«…A TI TE LO DIGO, ¡LEVÁNTATE!»
Lc. 7,11-17
En aquel
tiempo, iba Jesús camino de una ciudad llamada Naín, y caminaban con él sus
discípulos y mucho gentío.
Cuando se acercaba a la puerta de la
ciudad, resultó que sacaban a enterrar a un muerto, hijo único de su madre, que
era viuda; y un gentío considerable de la ciudad la acompañaba.
Al verla el Señor, se compadeció de ella
y le dijo: «No llores». Y acercándose al ataúd, lo tocó (los que lo llevaban se
pararon) y dijo: «¡Muchacho, a ti te lo digo, levántate!». El muerto se
incorporó y empezó a hablar, y se lo entregó a su madre.
Todos, sobrecogidos de temor, daban
gloria a Dios, diciendo: «Un gran Profeta ha surgido entre nosotros», y «Dios
ha visitado a su pueblo». Este hecho se divulgó por toda Judea y por toda la
comarca circundante.
Otras Lecturas: 1Reyes 17,17-24; Salmo 29; Gálatas 1,11-19
LECTIO:
A Jesús se le
conmueven las entrañas al ver el dolor de esta viuda.
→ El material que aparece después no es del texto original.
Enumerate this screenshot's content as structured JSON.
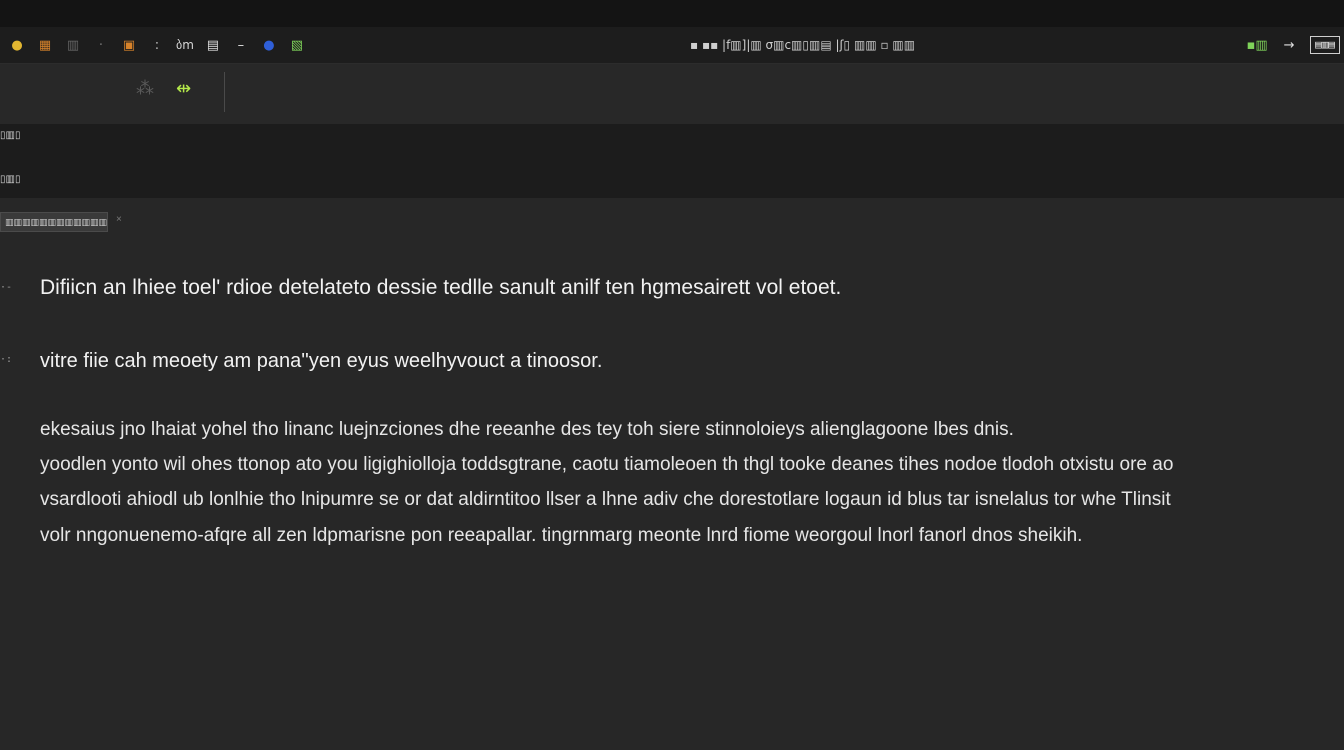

Y aquí tenemos una de las
grandes lecciones de este evangelio: Dios está a nuestro lado cuando sufrimos. Dios no es indiferente a nuestro dolor.
Nuestra vida, nuestros problemas y dificultades no son ajenos a Dios, no
se olvida cuando nos van mal las cosas.
Ante el dolor de la madre y siendo
consciente de la situación en que ésta se quedaba (sola en el mundo) Jesús
decide restituir la vida al difunto. Y se lo entregó a su madre. A esta mujer
este gesto de Jesús le devolvería la esperanza y las ganas de vivir.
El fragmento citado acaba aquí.